Na segunda‑feira (14/9), às 19h30, o Aparecida Sertaneja volta ao ar com um conceito que celebra a força e a tradição da música sertaneja. Sob o comando de Mariangela Zan, o programa da TV Aparecida reúne artistas de diferentes gerações, desde ícones consagrados até jovens promessas que mantêm viva a essência da música caipira. A programação promete emoção, nostalgia e a esperança de um futuro musical ainda mais vibrante.
Entre os destaques desta edição está a dupla Mococa e Paraíso, que já está unida desde 1986. A trajetória da dupla é marcada pelo sertanejo raiz, mas também pela presença de canções românticas. Suas maiores conquistas incluem sucessos como “Orelhão Azul”, “Licor de Amor”, “O Ipê e o Prisioneiro”, “O Pulo do Gato” e “Por Ela”. Em 2019, lançaram um trabalho especial em homenagem aos antigos parceiros: Tião Carreiro, que fez dupla com Paraíso, e Moraci, parceiro de Mococa em diversos discos.

O programa também conta com a dupla Dany e Diego, formada por irmãos em 1997, em Santa Bárbara d’Oeste (SP). Suas músicas conquistaram espaço nas rádios de todo o Brasil, e a dupla continua ampliando sua presença no cenário sertanejo.

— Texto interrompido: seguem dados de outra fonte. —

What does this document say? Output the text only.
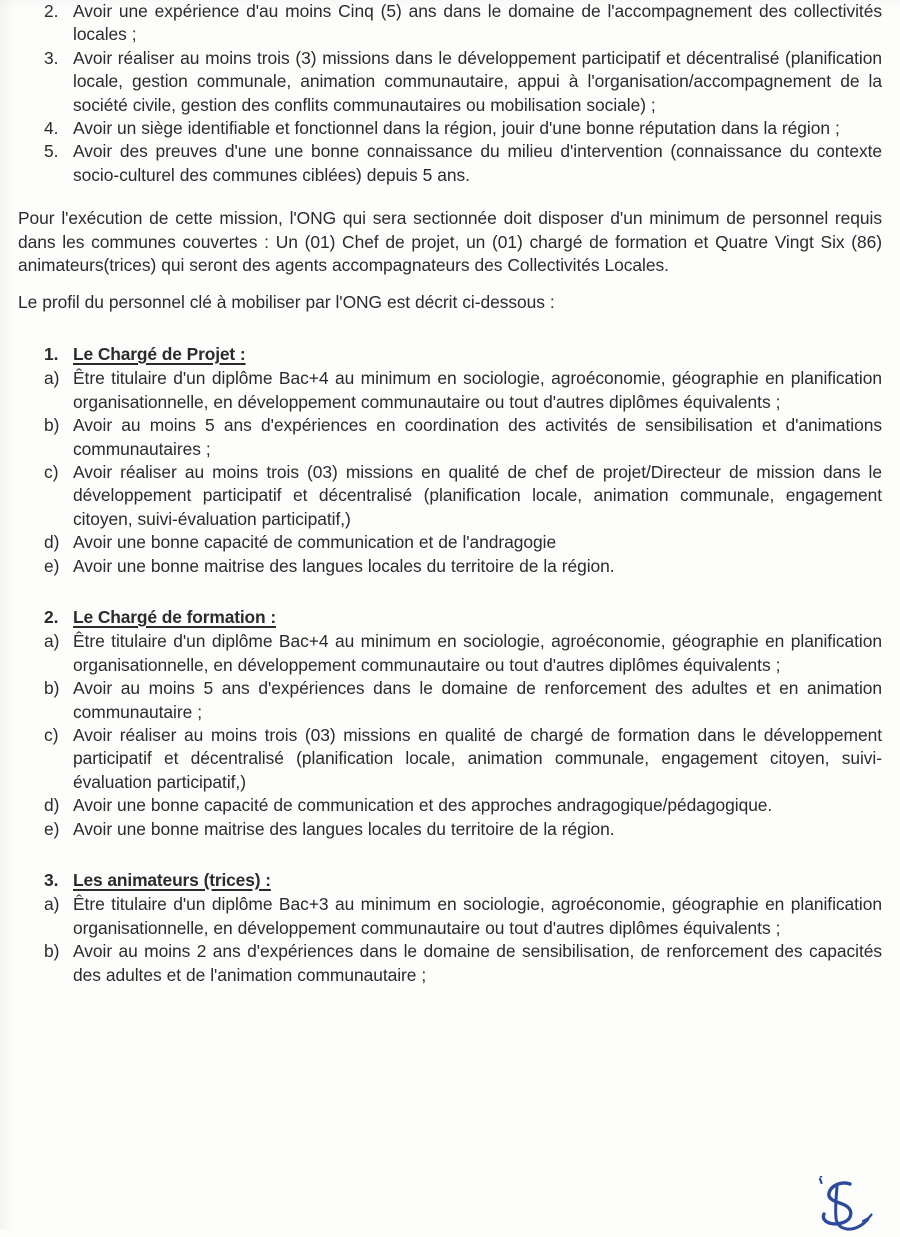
2. Avoir une expérience d'au moins Cinq (5) ans dans le domaine de l'accompagnement des collectivités locales ;
3. Avoir réaliser au moins trois (3) missions dans le développement participatif et décentralisé (planification locale, gestion communale, animation communautaire, appui à l'organisation/accompagnement de la société civile, gestion des conflits communautaires ou mobilisation sociale) ;
4. Avoir un siège identifiable et fonctionnel dans la région, jouir d'une bonne réputation dans la région ;
5. Avoir des preuves d'une une bonne connaissance du milieu d'intervention (connaissance du contexte socio-culturel des communes ciblées) depuis 5 ans.

Pour l'exécution de cette mission, l'ONG qui sera sectionnée doit disposer d'un minimum de personnel requis dans les communes couvertes : Un (01) Chef de projet, un (01) chargé de formation et Quatre Vingt Six (86) animateurs(trices) qui seront des agents accompagnateurs des Collectivités Locales.

Le profil du personnel clé à mobiliser par l'ONG est décrit ci-dessous :

1. Le Chargé de Projet :
a) Être titulaire d'un diplôme Bac+4 au minimum en sociologie, agroéconomie, géographie en planification organisationnelle, en développement communautaire ou tout d'autres diplômes équivalents ;
b) Avoir au moins 5 ans d'expériences en coordination des activités de sensibilisation et d'animations communautaires ;
c) Avoir réaliser au moins trois (03) missions en qualité de chef de projet/Directeur de mission dans le développement participatif et décentralisé (planification locale, animation communale, engagement citoyen, suivi-évaluation participatif,)
d) Avoir une bonne capacité de communication et de l'andragogie
e) Avoir une bonne maitrise des langues locales du territoire de la région.
2. Le Chargé de formation :
a) Être titulaire d'un diplôme Bac+4 au minimum en sociologie, agroéconomie, géographie en planification organisationnelle, en développement communautaire ou tout d'autres diplômes équivalents ;
b) Avoir au moins 5 ans d'expériences dans le domaine de renforcement des adultes et en animation communautaire ;
c) Avoir réaliser au moins trois (03) missions en qualité de chargé de formation dans le développement participatif et décentralisé (planification locale, animation communale, engagement citoyen, suivi-évaluation participatif,)
d) Avoir une bonne capacité de communication et des approches andragogique/pédagogique.
e) Avoir une bonne maitrise des langues locales du territoire de la région.
3. Les animateurs (trices) :
a) Être titulaire d'un diplôme Bac+3 au minimum en sociologie, agroéconomie, géographie en planification organisationnelle, en développement communautaire ou tout d'autres diplômes équivalents ;
b) Avoir au moins 2 ans d'expériences dans le domaine de sensibilisation, de renforcement des capacités des adultes et de l'animation communautaire ;
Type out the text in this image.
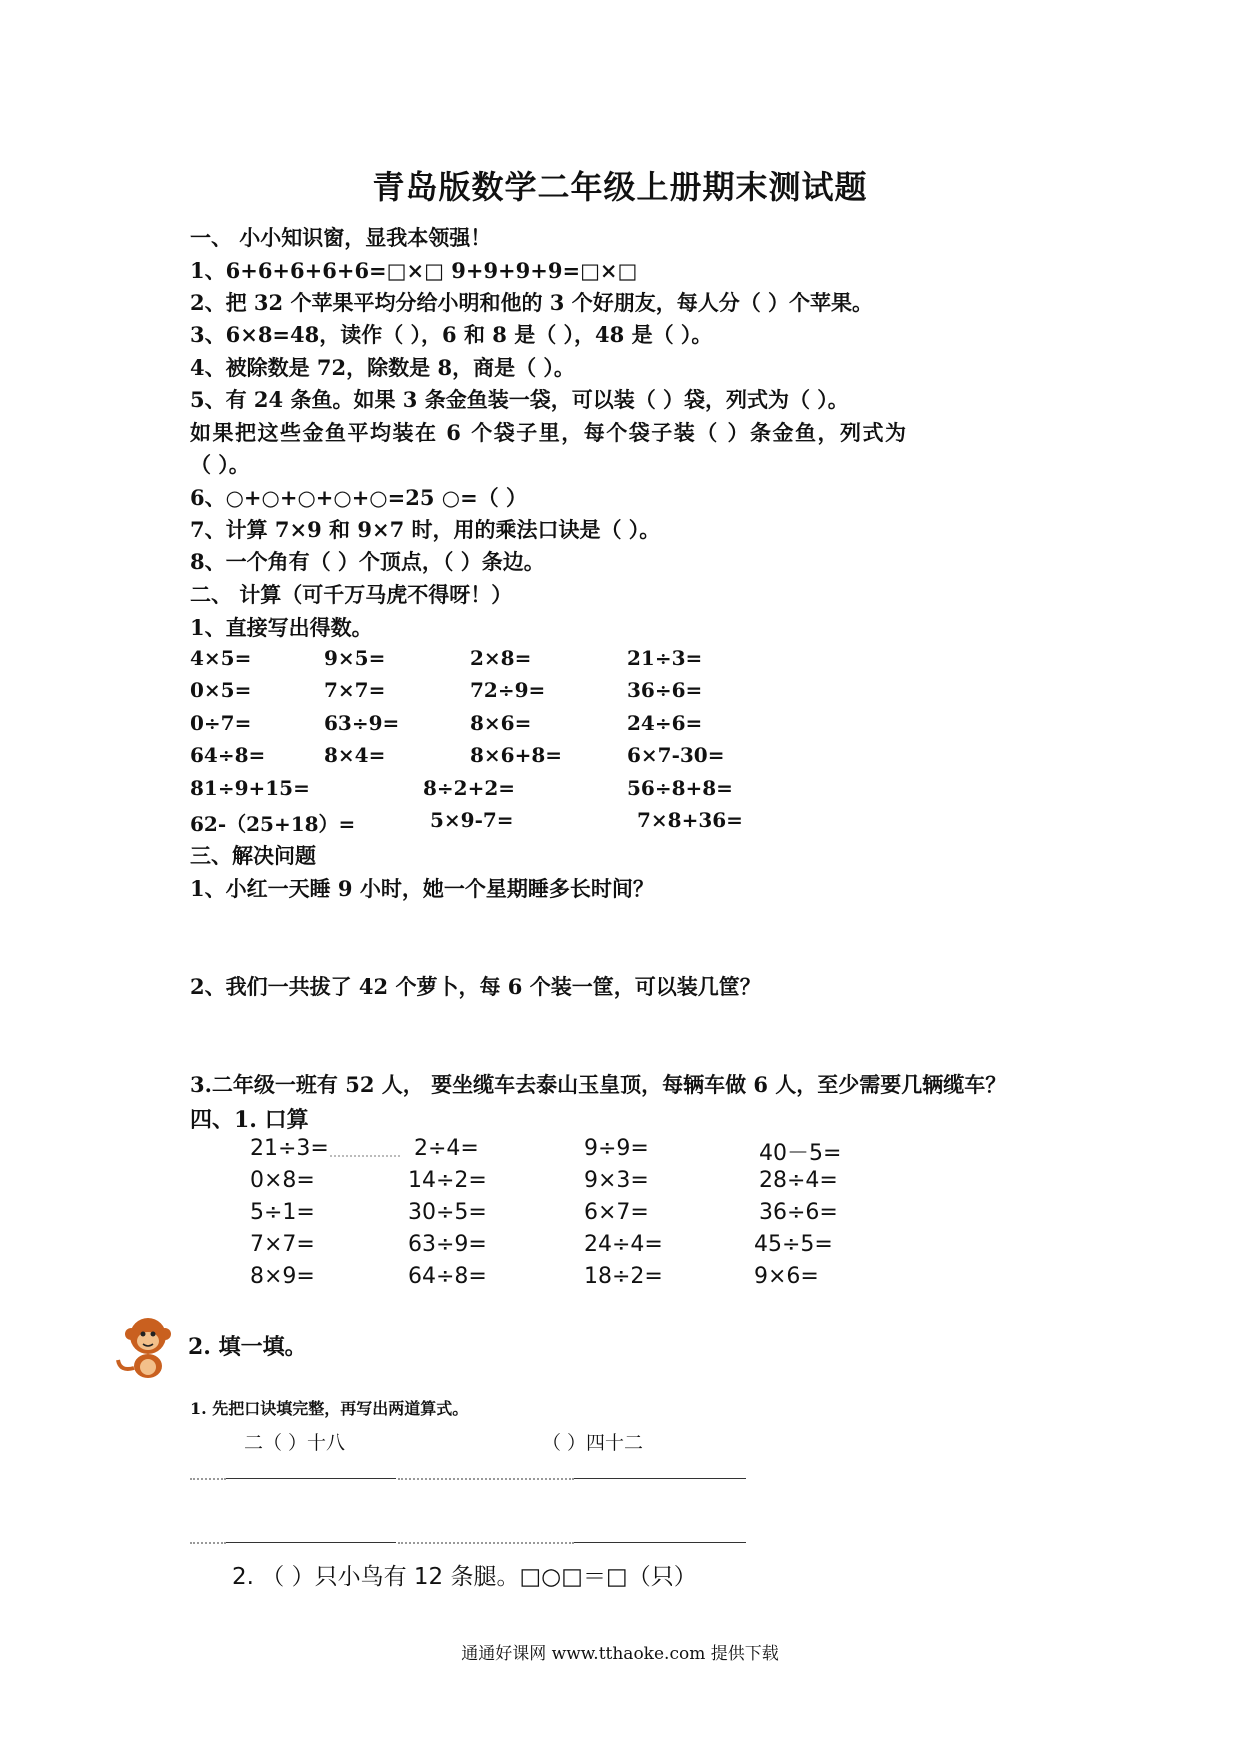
青岛版数学二年级上册期末测试题
一、 小小知识窗，显我本领强！
1、6+6+6+6+6=□×□ 9+9+9+9=□×□
2、把 32 个苹果平均分给小明和他的 3 个好朋友，每人分（ ）个苹果。
3、6×8=48，读作（ ），6 和 8 是（ ），48 是（ ）。
4、被除数是 72，除数是 8，商是（ ）。
5、有 24 条鱼。如果 3 条金鱼装一袋，可以装（ ）袋，列式为（ ）。
如果把这些金鱼平均装在 6 个袋子里，每个袋子装（ ）条金鱼，列式为
（ ）。
6、○+○+○+○+○=25 ○=（ ）
7、计算 7×9 和 9×7 时，用的乘法口诀是（ ）。
8、一个角有（ ）个顶点，（ ）条边。
二、 计算（可千万马虎不得呀！）
1、直接写出得数。
4×5=	9×5=	2×8=	21÷3=
0×5=	7×7=	72÷9=	36÷6=
0÷7=	63÷9=	8×6=	24÷6=
64÷8=	8×4=	8×6+8=	6×7-30=
81÷9+15=	8÷2+2=	56÷8+8=
62-（25+18）=	5×9-7=	7×8+36=
三、解决问题
1、小红一天睡 9 小时，她一个星期睡多长时间？
2、我们一共拔了 42 个萝卜，每 6 个装一筐，可以装几筐？
3.二年级一班有 52 人， 要坐缆车去泰山玉皇顶，每辆车做 6 人，至少需要几辆缆车？
四、1. 口算
21÷3=	2÷4=	9÷9=	40－5=
0×8=	14÷2=	9×3=	28÷4=
5÷1=	30÷5=	6×7=	36÷6=
7×7=	63÷9=	24÷4=	45÷5=
8×9=	64÷8=	18÷2=	9×6=
2. 填一填。
1. 先把口诀填完整，再写出两道算式。
二（ ）十八	（ ）四十二
2. （ ）只小鸟有 12 条腿。□○□＝□（只）
通通好课网 www.tthaoke.com 提供下载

Entre os sucessos estão “Jogando a Toalha”, “Então Tá”, “Tempo ao Tempo” e “Sempre Fui Eu”.

Para representar a nova geração, Zé Mateus, de apenas 11 anos, se destaca como uma das jovens promessas do sertanejo raiz. Com voz marcante, carisma e paixão pela música caipira, ele ganhou projeção nacional em 2024 ao participar do Canta Comigo Teen, da Record TV. No ano seguinte, conquistou o título de campeão de um concurso de talentos infantis realizado em Barretos. Em 2026, retornou ao evento e viveu um momento especial ao dividir o palco com Zezé Di Camargo.

Outra atração mirim é a dupla Pardal & Canarinho, formada por Théo José e Matheus Santos, ambos de 11 anos e naturais de Salesópolis (SP). Os jovens deram os primeiros passos na música durante a Festa do Divino Espírito Santo, importante celebração cultural e religiosa da cidade. Desde então, passaram a participar de festas populares e eventos culturais e religiosos, apresentando um repertório dedicado às modas de viola e aos clássicos do sertanejo raiz.

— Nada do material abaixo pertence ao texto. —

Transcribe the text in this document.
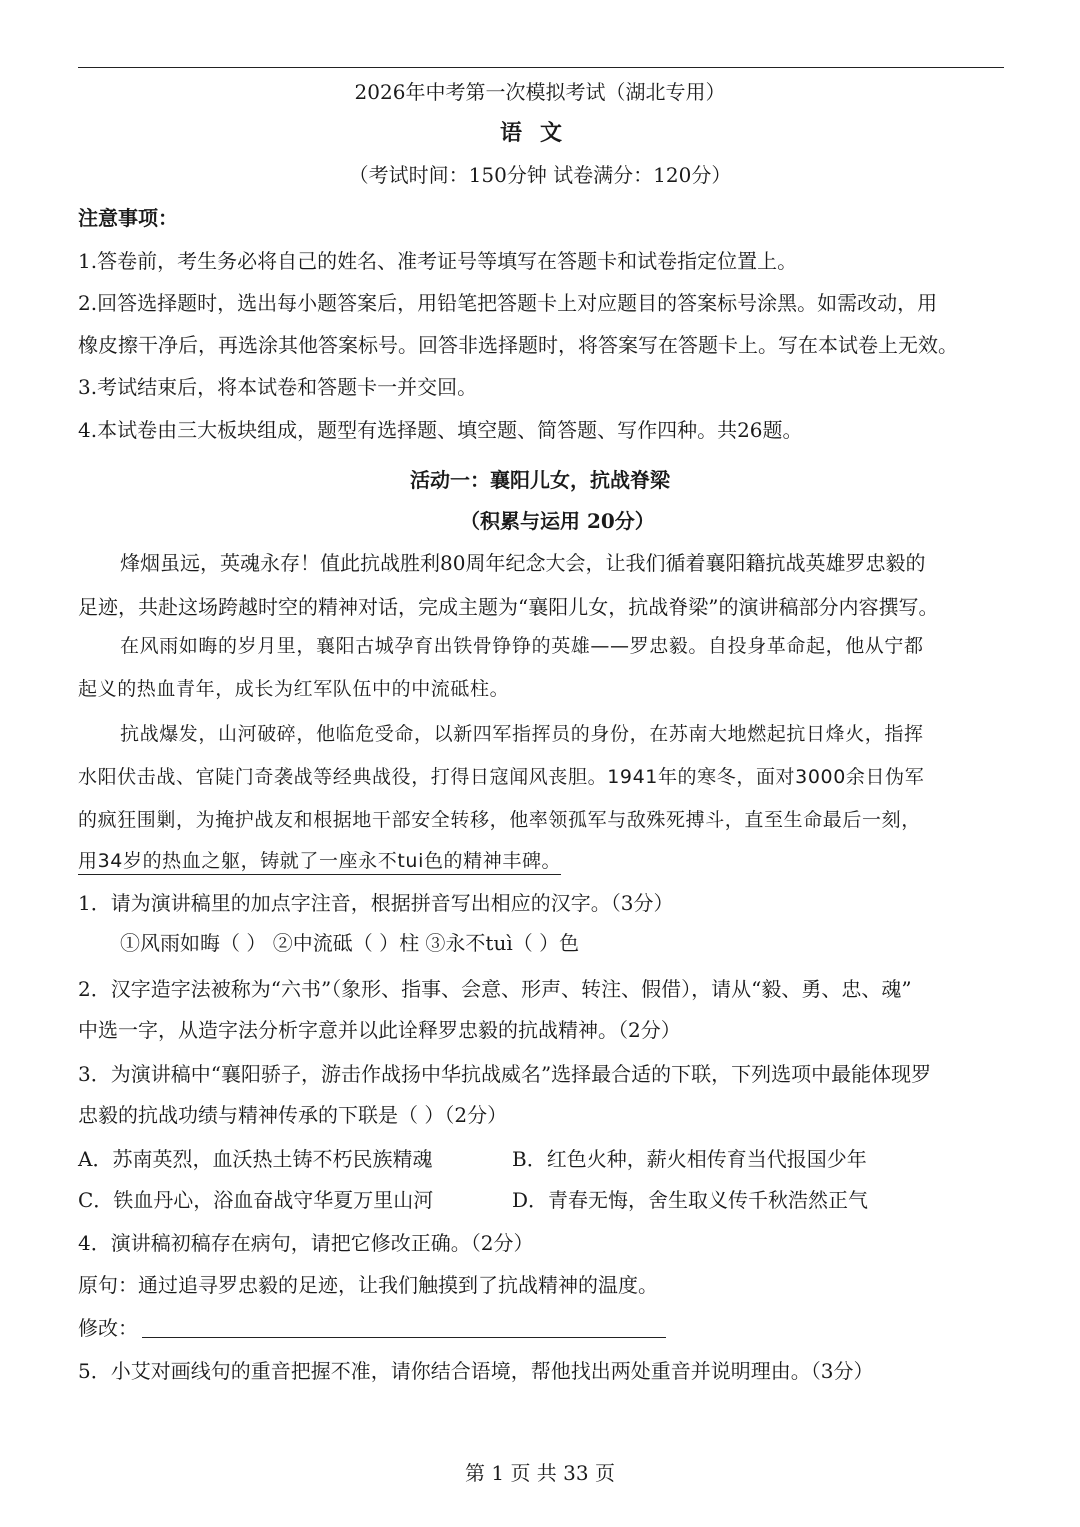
2026年中考第一次模拟考试（湖北专用）
语文
（考试时间：150分钟 试卷满分：120分）
注意事项：
1.答卷前，考生务必将自己的姓名、准考证号等填写在答题卡和试卷指定位置上。
2.回答选择题时，选出每小题答案后，用铅笔把答题卡上对应题目的答案标号涂黑。如需改动，用
橡皮擦干净后，再选涂其他答案标号。回答非选择题时，将答案写在答题卡上。写在本试卷上无效。
3.考试结束后，将本试卷和答题卡一并交回。
4.本试卷由三大板块组成，题型有选择题、填空题、简答题、写作四种。共26题。
活动一：襄阳儿女，抗战脊梁
（积累与运用 20分）
烽烟虽远，英魂永存！值此抗战胜利80周年纪念大会，让我们循着襄阳籍抗战英雄罗忠毅的
足迹，共赴这场跨越时空的精神对话，完成主题为“襄阳儿女，抗战脊梁”的演讲稿部分内容撰写。
在风雨如晦的岁月里，襄阳古城孕育出铁骨铮铮的英雄——罗忠毅。自投身革命起，他从宁都
起义的热血青年，成长为红军队伍中的中流砥柱。
抗战爆发，山河破碎，他临危受命，以新四军指挥员的身份，在苏南大地燃起抗日烽火，指挥
水阳伏击战、官陡门奇袭战等经典战役，打得日寇闻风丧胆。1941年的寒冬，面对3000余日伪军
的疯狂围剿，为掩护战友和根据地干部安全转移，他率领孤军与敌殊死搏斗，直至生命最后一刻，
用34岁的热血之躯，铸就了一座永不tui色的精神丰碑。
1．请为演讲稿里的加点字注音，根据拼音写出相应的汉字。（3分）
①风雨如晦（ ） ②中流砥（ ）柱 ③永不tuì（ ）色
2．汉字造字法被称为“六书”（象形、指事、会意、形声、转注、假借），请从“毅、勇、忠、魂”
中选一字，从造字法分析字意并以此诠释罗忠毅的抗战精神。（2分）
3．为演讲稿中“襄阳骄子，游击作战扬中华抗战威名”选择最合适的下联，下列选项中最能体现罗
忠毅的抗战功绩与精神传承的下联是（ ）（2分）
A．苏南英烈，血沃热土铸不朽民族精魂	B．红色火种，薪火相传育当代报国少年
C．铁血丹心，浴血奋战守华夏万里山河	D．青春无悔，舍生取义传千秋浩然正气
4．演讲稿初稿存在病句，请把它修改正确。（2分）
原句：通过追寻罗忠毅的足迹，让我们触摸到了抗战精神的温度。
修改：
5．小艾对画线句的重音把握不准，请你结合语境，帮他找出两处重音并说明理由。（3分）
第 1 页 共 33 页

Fechando a programação, Pedro Antônio e Vitor Leonardo representam mais uma dupla da nova geração. Irmãos de 13 e 9 anos, respectivamente, os meninos iniciaram a relação com a música na Igreja Católica. Pedro começou a tocar violão aos 5 anos, enquanto Vitor iniciou os estudos de acordeon na mesma idade. Juntos, passaram a se apresentar na igreja e já levaram a música para comunidades católicas de Santa Catarina, Paraná, São Paulo e Minas Gerais.
O Aparecida Sertaneja demonstra que a música caipira não é apenas um legado, mas uma chama que continua a arder em gerações novas e antigas. Ao colocar talentos mirins no mesmo palco que artistas consagrados, o programa cria um elo entre passado e futuro, mostrando que a tradição sertaneja pode ser preservada e, ao mesmo tempo, reinventada. A presença de jovens como Zé Mateus, Pardal & Canarinho, Pedro Antônio e Vitor Leonardo prova que o sertanejo raiz está longe de morrer; ele apenas ganha novas vozes e novas histórias para contar.